While Eugène Jamot's name is associated with the combat against sleeping sickness, Pierre Richet is permanently linked to the battle against river blindness, which he first reported in 1936 in two neighboring households in Garango (Burkina Faso). Onchocerciasis remained a continuous interest, through his last article "The OCCGE and Onchocerciasis", written in 1983. Nonetheless over the course of these five decades, Richet's trajectory was far from that of a specialist dedicating his life to a single disease.

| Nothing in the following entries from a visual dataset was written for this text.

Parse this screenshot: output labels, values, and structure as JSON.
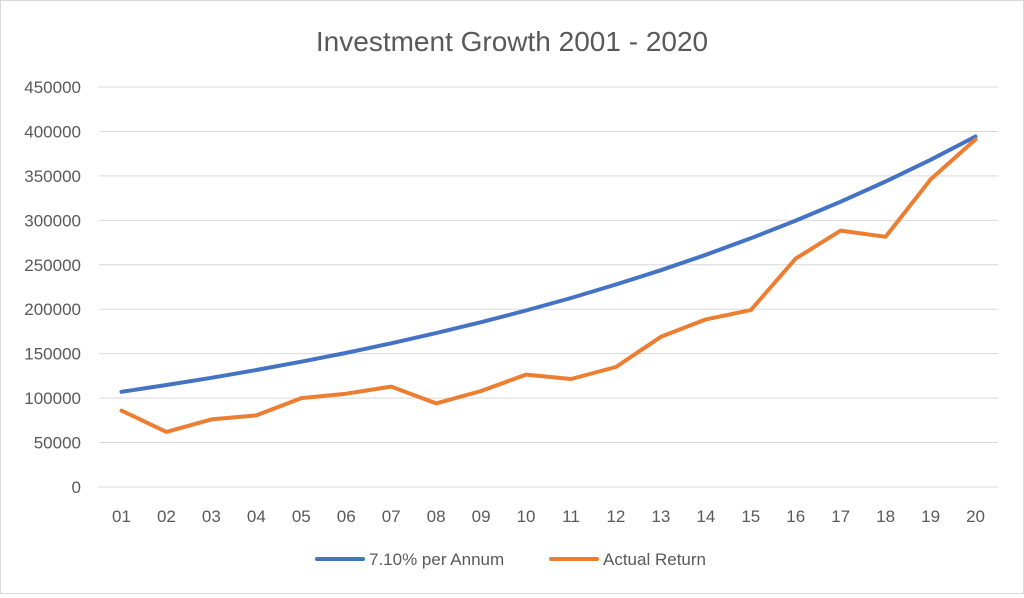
{
  "chart_data": {
    "type": "line",
    "title": "Investment Growth 2001 - 2020",
    "xlabel": "",
    "ylabel": "",
    "categories": [
      "01",
      "02",
      "03",
      "04",
      "05",
      "06",
      "07",
      "08",
      "09",
      "10",
      "11",
      "12",
      "13",
      "14",
      "15",
      "16",
      "17",
      "18",
      "19",
      "20"
    ],
    "ylim": [
      0,
      450000
    ],
    "yticks": [
      "0",
      "50000",
      "100000",
      "150000",
      "200000",
      "250000",
      "300000",
      "350000",
      "400000",
      "450000"
    ],
    "grid": true,
    "legend_position": "bottom",
    "series": [
      {
        "name": "7.10% per Annum",
        "color": "#4472c4",
        "values": [
          107100,
          114704,
          122848,
          131571,
          140912,
          150917,
          161632,
          173108,
          185399,
          198562,
          212660,
          227759,
          243930,
          261249,
          279798,
          299663,
          320940,
          343726,
          368131,
          394268
        ]
      },
      {
        "name": "Actual Return",
        "color": "#ed7d31",
        "values": [
          86000,
          62000,
          76000,
          80500,
          100000,
          105000,
          113000,
          94000,
          108000,
          126500,
          121500,
          135000,
          169000,
          188500,
          199000,
          257000,
          288500,
          281500,
          346000,
          391000
        ]
      }
    ]
  }
}
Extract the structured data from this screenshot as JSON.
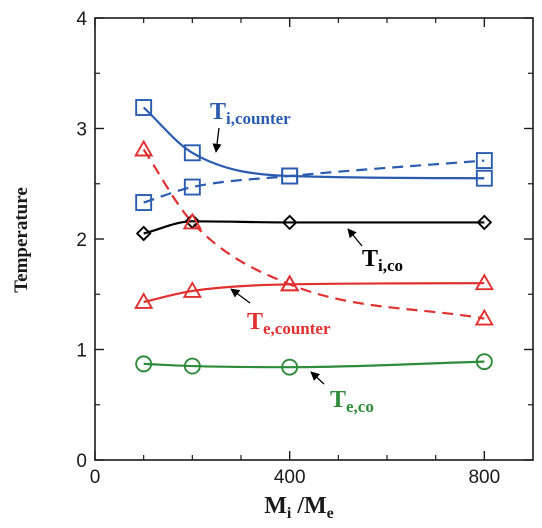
{
  "chart_data": {
    "type": "line",
    "title": "",
    "xlabel": {
      "main": "M",
      "sub1": "i",
      "sep": " /M",
      "sub2": "e"
    },
    "ylabel": "Temperature",
    "xlim": [
      0,
      900
    ],
    "ylim": [
      0,
      4
    ],
    "xticks": [
      0,
      400,
      800
    ],
    "xtick_labels": [
      "0",
      "400",
      "800"
    ],
    "yticks": [
      0,
      1,
      2,
      3,
      4
    ],
    "ytick_labels": [
      "0",
      "1",
      "2",
      "3",
      "4"
    ],
    "grid": false,
    "series": [
      {
        "key": "ti_counter",
        "name": "T",
        "name_sub": "i,counter",
        "color": "#2a5db0",
        "marker": "square",
        "line_style": "solid",
        "x": [
          100,
          200,
          400,
          800
        ],
        "y": [
          3.19,
          2.78,
          2.57,
          2.55
        ]
      },
      {
        "key": "ti_co",
        "name": "T",
        "name_sub": "i,co",
        "color": "#000000",
        "marker": "diamond",
        "line_style": "solid",
        "x": [
          100,
          200,
          400,
          800
        ],
        "y": [
          2.05,
          2.16,
          2.15,
          2.15
        ]
      },
      {
        "key": "ti_dashed",
        "name": "",
        "color": "#2a5db0",
        "marker": "square",
        "line_style": "dashed",
        "x": [
          100,
          200,
          400,
          800
        ],
        "y": [
          2.33,
          2.47,
          2.57,
          2.71
        ]
      },
      {
        "key": "te_counter",
        "name": "T",
        "name_sub": "e,counter",
        "color": "#e03030",
        "marker": "triangle",
        "line_style": "solid",
        "x": [
          100,
          200,
          400,
          800
        ],
        "y": [
          1.43,
          1.53,
          1.59,
          1.6
        ]
      },
      {
        "key": "te_dashed",
        "name": "",
        "color": "#e03030",
        "marker": "triangle",
        "line_style": "dashed",
        "x": [
          100,
          200,
          400,
          800
        ],
        "y": [
          2.81,
          2.15,
          1.59,
          1.28
        ]
      },
      {
        "key": "te_co",
        "name": "T",
        "name_sub": "e,co",
        "color": "#2e8b3a",
        "marker": "circle",
        "line_style": "solid",
        "x": [
          100,
          200,
          400,
          800
        ],
        "y": [
          0.87,
          0.85,
          0.84,
          0.89
        ]
      }
    ]
  }
}
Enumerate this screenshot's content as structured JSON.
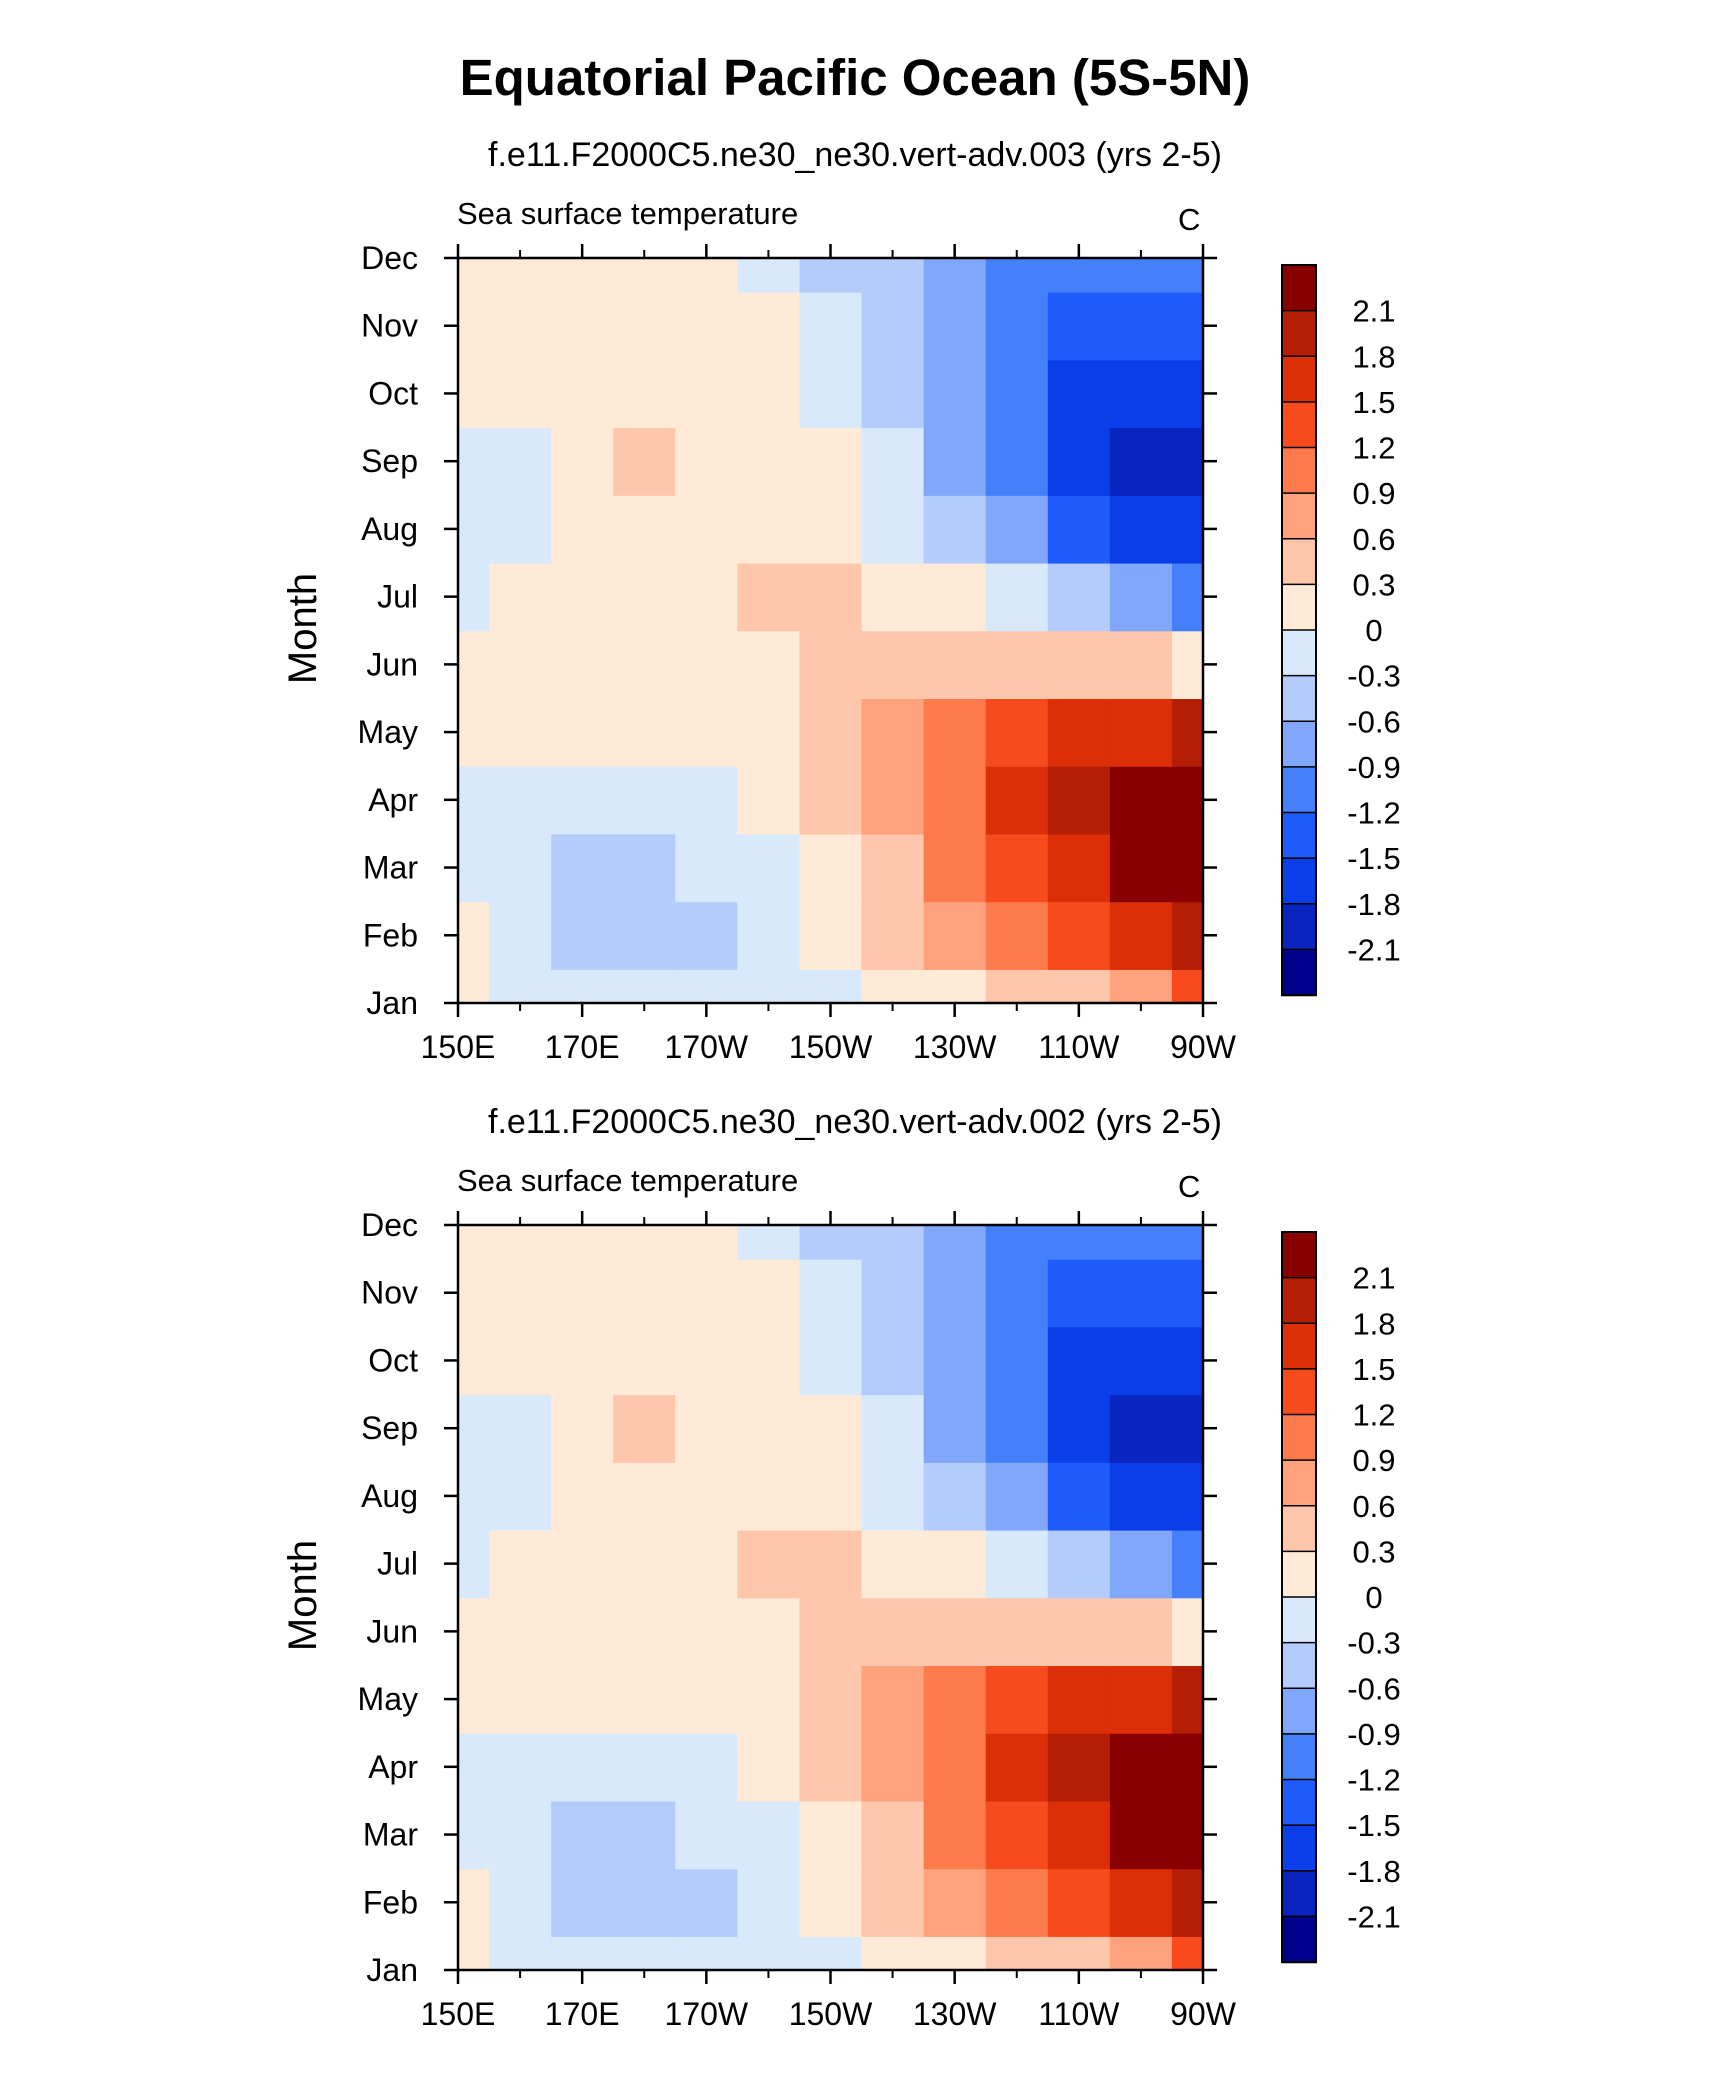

After a decade essentially spent fighting trypanosomiasis, came a decade of war in which the specialist in endemism joined the Free French Army and put his organizational know-how at General Lerclerc's disposal, from Morocco to Indochina, via Germany. On his return to Africa in 1953, he extended the principle of mobile teams to the other major endemic diseases accessible to treatment and to vaccines. Richet organized first the combat against leprosy and launched vaccination programs. In 1955, he returned to the battle against onchocerciasis and deployed the first large-scale insecticide program in Chad. The intermediate term failure of this prototype fermented his scientific, interdisciplinary, and organizational thought, which flourished at Bobo-Dioulasso. At the dawn of the independence of French-speaking African countries, and against the political tides of the time, he obtained in 1960 the creation of a supranational organization, the OCCGE, common to 8 countries of West Africa, and he headed it for a decade. Drawing lessons from the past and in the absence of effective pharmaceutical treatment, Richet the physician played the entomological card with one hand, with technical support from Orstom (IRD); this detailed work enabled the development of a strategy. With the other hand, he played the multilateral card, which led in 1974 to the launching of the extraordinary Onchocerciasis Control Program (OCP). If it is Jamot who awakened Africa, Richet is the person who restored its view but also millions of hectares of cultivable land.
欧仁·雅莫的名字与昏睡病防治工作紧密相连,而皮埃尔·里歇则始终与盘尾丝虫病防治斗争联系在一起,他于1936年在加朗戈(布基纳法索)的两户相邻人家中首次报告了这种疾病。直至1983年他撰写最后一篇文章《西非国家消灭盘尾丝虫病和锥虫病组织与盘尾丝虫病》时,他一直对盘尾丝虫病保持着持续关注。然而在这五十年间,里歇的轨迹远非一个毕生致力于单一疾病研究的专家那样。在基本花费十年时间对抗锥虫病之后,紧接着是十年战争,这位地方病专家加入了自由法国军队,从摩洛哥到印度支那,途经德国,将自己的组织技能提供给勒克莱尔将军使用。1953年他回到非洲后,将流动医疗队的原则推广到其他可通过治疗和疫苗防治的主要地方病。里歇首先组织了麻风病防治工作并启动了疫苗接种计划。1955年,他重新投入盘尾丝虫病防治斗争,并在乍得开展了首个大规模杀虫剂项目。这个原型项目的中期失败促使他的科学、跨学科及组织思想得到发展,这些思想在博博迪乌拉索蓬勃发展。在法语非洲国家独立前夕,不顾当时的政治潮流,他于1960年促成了一个超国家组织——西非国家消灭盘尾丝虫病和锥虫病组织(OCCGE)的成立,该组织由西非8个国家共同组建,他领导该组织长达十年。从过去吸取经验教训,且在缺乏有效药物治疗的情况下,身为医生的里歇一方面在法国国家农业科学研究院(IRD)的技术支持下,利用昆虫学方法开展细致工作,进而制定出一项战略。另一方面,他打出多边合作这张牌,这使得1974年启动了非凡的盘尾丝虫病控制计划(OCP)。如果说唤醒非洲的是雅莫,那么恢复非洲视力以及数百万公顷可耕地的则是里歇。